Me daba pereza, como de costumbre, emprender mi paseo de los domingos por la mañana, ese que eludo muchas veces con la excusa de que ya se me ha hecho tarde, o de que tengo trabajo, o de que será más agradable al atardecer…
Y, como siempre, me alegro de haber acabado por decidirme. Es una breve ruta de hora escasa entre ida y vuelta, que remonta suavemente las afueras del pueblo buscando la montaña. Por el sendero hormiguean más transeúntes, gente muy deportiva y familiar. Yo voy hasta donde se acaba la subida, y aparece un banquito solitario, flanqueado por una fuente que no hace mucho puso el Ayuntamiento con mucho acierto. En ese banco, Alonso y yo hemos pasado muy buenos ratos haciendo puntería con piedrecillas, y siempre que voy sonrío acordándome de las presencias felices de mi hijo, sus risas, la canción de su retahíla incansable.
He logrado salir; todo es cuestión del primer paso. Desde el principio, como recompensa, mil menudencias cambian el día de color. Mientras avanzo por el casco urbano reparo en lo sucias que están las aceras, y me pregunto si acabará habiendo más perros que personas, y muevo la cabeza pensando que no tenemos remedio, seguimos siendo ese pueblo sucio, inculto, poco cívico que ya lamentaba el poeta Salvador Espriu. Es una pena que las opiniones de los poetas suelan contar tan poco, cómo va a ser de otra manera mientras nadie los lea.

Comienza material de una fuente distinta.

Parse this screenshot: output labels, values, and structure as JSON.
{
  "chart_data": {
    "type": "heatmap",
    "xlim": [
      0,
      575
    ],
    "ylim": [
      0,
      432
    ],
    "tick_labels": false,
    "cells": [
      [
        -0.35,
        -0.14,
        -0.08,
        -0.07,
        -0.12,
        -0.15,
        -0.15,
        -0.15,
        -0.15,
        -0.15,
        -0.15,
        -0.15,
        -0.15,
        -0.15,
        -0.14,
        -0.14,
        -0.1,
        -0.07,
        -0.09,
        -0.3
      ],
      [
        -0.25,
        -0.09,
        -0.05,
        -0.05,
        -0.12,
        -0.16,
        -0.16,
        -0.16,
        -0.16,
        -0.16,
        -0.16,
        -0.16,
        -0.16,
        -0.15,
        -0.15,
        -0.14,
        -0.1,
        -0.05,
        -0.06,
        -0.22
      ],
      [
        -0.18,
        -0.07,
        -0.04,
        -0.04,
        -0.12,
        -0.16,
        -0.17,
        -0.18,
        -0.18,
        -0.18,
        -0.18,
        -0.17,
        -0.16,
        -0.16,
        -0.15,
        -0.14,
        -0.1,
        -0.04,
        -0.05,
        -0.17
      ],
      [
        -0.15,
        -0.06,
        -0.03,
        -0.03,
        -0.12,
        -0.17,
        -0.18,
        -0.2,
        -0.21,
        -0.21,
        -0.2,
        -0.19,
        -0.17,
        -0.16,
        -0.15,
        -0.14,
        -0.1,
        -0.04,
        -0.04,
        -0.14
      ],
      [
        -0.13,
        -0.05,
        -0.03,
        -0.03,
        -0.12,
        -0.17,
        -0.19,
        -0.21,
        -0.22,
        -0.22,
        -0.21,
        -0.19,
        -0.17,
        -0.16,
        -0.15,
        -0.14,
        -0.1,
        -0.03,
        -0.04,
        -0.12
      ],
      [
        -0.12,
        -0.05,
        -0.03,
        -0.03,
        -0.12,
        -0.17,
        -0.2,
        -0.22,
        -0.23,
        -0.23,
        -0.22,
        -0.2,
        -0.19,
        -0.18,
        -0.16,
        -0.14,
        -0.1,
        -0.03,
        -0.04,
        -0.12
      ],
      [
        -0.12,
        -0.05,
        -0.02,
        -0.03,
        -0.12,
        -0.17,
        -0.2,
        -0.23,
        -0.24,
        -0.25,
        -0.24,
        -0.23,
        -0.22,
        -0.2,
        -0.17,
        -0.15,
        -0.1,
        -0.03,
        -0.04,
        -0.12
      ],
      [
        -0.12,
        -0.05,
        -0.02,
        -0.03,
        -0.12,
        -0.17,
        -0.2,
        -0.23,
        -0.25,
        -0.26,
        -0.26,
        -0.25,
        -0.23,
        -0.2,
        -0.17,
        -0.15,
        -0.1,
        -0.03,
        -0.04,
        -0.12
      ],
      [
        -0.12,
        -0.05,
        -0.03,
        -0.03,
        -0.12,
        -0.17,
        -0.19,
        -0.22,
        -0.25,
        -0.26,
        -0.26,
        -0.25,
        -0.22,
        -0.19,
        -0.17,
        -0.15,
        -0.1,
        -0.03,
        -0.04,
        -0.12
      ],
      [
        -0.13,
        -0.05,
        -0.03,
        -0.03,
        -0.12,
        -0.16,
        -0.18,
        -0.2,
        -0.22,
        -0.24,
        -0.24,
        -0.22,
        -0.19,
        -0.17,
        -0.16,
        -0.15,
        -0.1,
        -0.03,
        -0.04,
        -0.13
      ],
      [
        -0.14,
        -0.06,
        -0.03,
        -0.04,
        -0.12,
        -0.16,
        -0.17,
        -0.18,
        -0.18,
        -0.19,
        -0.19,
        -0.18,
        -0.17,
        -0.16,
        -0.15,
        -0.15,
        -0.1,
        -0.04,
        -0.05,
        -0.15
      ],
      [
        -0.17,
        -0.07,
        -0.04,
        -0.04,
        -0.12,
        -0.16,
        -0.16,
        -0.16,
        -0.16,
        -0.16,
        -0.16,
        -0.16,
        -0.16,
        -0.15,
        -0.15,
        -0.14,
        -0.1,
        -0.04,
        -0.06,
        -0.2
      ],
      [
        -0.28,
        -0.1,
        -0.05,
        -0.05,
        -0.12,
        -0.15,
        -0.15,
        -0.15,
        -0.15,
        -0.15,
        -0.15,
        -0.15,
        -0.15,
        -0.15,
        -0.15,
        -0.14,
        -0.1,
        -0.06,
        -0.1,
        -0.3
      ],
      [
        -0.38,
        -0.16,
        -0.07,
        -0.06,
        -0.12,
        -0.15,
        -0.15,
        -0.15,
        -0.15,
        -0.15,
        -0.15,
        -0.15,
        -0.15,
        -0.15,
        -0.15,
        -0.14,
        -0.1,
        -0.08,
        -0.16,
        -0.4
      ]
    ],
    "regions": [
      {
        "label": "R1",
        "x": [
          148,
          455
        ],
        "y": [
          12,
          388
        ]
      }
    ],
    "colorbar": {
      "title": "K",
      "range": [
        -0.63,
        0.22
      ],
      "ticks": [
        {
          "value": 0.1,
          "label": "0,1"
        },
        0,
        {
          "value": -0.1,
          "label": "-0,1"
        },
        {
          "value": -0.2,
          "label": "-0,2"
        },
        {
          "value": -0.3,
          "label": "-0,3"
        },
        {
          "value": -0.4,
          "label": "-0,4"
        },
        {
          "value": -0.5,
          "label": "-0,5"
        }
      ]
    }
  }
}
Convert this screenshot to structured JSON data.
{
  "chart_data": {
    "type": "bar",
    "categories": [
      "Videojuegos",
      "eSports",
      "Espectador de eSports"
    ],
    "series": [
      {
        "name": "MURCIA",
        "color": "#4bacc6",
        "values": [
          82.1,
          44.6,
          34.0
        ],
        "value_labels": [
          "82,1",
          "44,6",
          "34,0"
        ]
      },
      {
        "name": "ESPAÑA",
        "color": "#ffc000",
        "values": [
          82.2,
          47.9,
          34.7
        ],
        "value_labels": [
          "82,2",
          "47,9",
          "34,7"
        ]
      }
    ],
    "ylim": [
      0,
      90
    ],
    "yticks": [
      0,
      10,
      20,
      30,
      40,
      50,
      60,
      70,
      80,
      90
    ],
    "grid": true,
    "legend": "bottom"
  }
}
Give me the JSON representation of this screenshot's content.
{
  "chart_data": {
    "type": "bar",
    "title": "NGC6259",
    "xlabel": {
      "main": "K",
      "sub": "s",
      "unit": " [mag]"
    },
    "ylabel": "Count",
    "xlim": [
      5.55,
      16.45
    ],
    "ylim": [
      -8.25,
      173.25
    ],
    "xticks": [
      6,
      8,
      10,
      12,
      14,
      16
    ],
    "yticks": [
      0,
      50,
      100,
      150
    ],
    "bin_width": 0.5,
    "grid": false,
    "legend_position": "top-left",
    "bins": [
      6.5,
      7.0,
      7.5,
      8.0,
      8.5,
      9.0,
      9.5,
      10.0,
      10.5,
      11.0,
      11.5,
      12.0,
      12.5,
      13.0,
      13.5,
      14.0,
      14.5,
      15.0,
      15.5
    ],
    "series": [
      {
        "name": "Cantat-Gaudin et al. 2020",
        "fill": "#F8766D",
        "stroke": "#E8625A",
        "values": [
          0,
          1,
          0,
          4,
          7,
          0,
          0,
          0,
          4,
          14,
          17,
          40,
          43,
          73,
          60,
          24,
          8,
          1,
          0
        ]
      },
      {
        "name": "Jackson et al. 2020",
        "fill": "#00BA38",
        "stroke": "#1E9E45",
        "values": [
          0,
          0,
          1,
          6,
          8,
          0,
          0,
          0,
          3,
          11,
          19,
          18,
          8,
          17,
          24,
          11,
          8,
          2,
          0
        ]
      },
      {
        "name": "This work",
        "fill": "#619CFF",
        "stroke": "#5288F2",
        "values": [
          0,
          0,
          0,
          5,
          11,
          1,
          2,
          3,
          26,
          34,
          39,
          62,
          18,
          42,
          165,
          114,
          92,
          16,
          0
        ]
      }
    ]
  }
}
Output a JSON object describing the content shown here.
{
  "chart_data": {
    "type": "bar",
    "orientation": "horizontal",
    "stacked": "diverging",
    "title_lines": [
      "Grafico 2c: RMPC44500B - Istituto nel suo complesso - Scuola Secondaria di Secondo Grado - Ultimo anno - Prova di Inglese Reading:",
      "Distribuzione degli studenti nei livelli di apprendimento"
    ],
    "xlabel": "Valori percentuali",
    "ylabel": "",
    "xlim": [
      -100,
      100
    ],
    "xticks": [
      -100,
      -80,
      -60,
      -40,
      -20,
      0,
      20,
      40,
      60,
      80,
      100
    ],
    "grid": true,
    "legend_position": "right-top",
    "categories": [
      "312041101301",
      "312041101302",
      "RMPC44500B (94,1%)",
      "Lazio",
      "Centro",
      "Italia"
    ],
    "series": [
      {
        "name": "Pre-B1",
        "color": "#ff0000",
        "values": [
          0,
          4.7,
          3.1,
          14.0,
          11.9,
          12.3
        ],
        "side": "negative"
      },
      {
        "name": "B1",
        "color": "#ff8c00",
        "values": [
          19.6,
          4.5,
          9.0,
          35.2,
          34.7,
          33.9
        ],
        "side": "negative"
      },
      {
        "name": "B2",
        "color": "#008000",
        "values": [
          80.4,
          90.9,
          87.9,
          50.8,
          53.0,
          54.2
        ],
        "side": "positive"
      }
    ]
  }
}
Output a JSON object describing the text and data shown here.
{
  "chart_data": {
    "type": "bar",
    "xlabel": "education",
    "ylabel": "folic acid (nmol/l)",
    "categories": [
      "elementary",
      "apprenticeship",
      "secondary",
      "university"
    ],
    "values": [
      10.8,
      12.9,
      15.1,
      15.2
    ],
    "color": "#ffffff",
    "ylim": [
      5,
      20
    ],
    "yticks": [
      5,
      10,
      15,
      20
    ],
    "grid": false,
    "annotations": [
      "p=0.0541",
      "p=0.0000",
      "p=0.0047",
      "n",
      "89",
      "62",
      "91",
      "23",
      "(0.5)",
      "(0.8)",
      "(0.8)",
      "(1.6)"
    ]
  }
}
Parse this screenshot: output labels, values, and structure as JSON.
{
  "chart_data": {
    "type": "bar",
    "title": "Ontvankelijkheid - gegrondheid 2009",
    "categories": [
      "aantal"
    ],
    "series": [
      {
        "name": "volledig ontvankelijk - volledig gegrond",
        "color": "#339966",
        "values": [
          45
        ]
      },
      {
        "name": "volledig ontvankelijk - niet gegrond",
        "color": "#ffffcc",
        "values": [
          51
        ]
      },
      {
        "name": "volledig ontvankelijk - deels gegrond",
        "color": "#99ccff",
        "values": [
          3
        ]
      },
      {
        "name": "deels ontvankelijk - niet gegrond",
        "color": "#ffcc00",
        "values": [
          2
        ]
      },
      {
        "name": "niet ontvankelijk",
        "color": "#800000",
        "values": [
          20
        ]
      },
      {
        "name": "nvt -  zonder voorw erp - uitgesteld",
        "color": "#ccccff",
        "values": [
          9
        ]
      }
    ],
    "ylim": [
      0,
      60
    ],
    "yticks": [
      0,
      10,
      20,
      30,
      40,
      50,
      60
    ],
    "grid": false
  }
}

Pero mi ánimo no se resigna y deja pasar esas y otras nubes que siempre irrumpen, moscardones salidos de las trastiendas de la mente, dispuestas a manchar de motas el paseo. Las que cubren el cielo, en cambio, tienden un manto fresco y a la vez intimista que sabe a placidez, y evoca no sé qué tardes felices de la juventud, quizás aquellas en las que estábamos enamorados sin saberlo, o en que nos creíamos enamorados y era la vida hambrienta de futuro.
La brisa de octubre es tibia, el agua de la fuente es fresca, el cuerpo exhala sus calores de caminata y suda con discreción. A medida que asciendo, las distancias se ensanchan hasta derramarse en horizontes, dominadas por la bestia yacente de Montserrat, que negrea desvaída tras la neblina. Casi toda la gente con que me cruzo saluda, y el saludo es una ofrenda mágica que mitiga los venenos de la soledad. Solo por cosechar un par de adioses ya vale la pena dar una vuelta.
De regreso, me distraigo en los detalles de los vetustos caserones en el casco antiguo, legado de un tiempo campesino y cruel, pero seguramente más sencillo, menos sembrado de incertidumbres y responsabilidades. Cuento por enésima vez los años que me quedan para jubilarme. Lo bueno de la jubilación, supongo, debe ser que al quedar tan poco futuro, al haber dejado atrás casi todo lo que se esperaba de uno, quizá se pueda saborear el presente sin reclamarle nada.
En el quiosco no tienen mi revista, en la floristería falta la plantita que buscaba: son pequeñas aristas en la mañana ondulante, qué le vamos a hacer. Me consuelo comprando en la pastelería un capricho de nata y trufa que me regalaré por la tarde. Como si adivinara esa fiesta que planeo en secreto, la dependienta envuelve mi humilde pastelillo con primor, cual si se tratara de un pastel de cumpleaños. Eso hace que yo también me lo lleve con más respeto: cada día hay un tiempo que se cumple, una entereza que quiere renovarse, una fiesta que debería honrar la buena suerte y las dulces esperanzas. La vida es ir tirando, de páramo en vergel, procurando esquivar los charcos y tener a quien amar. Vivir y dejar vivir: debería ser fácil. Me alegro de haber salido de paseo.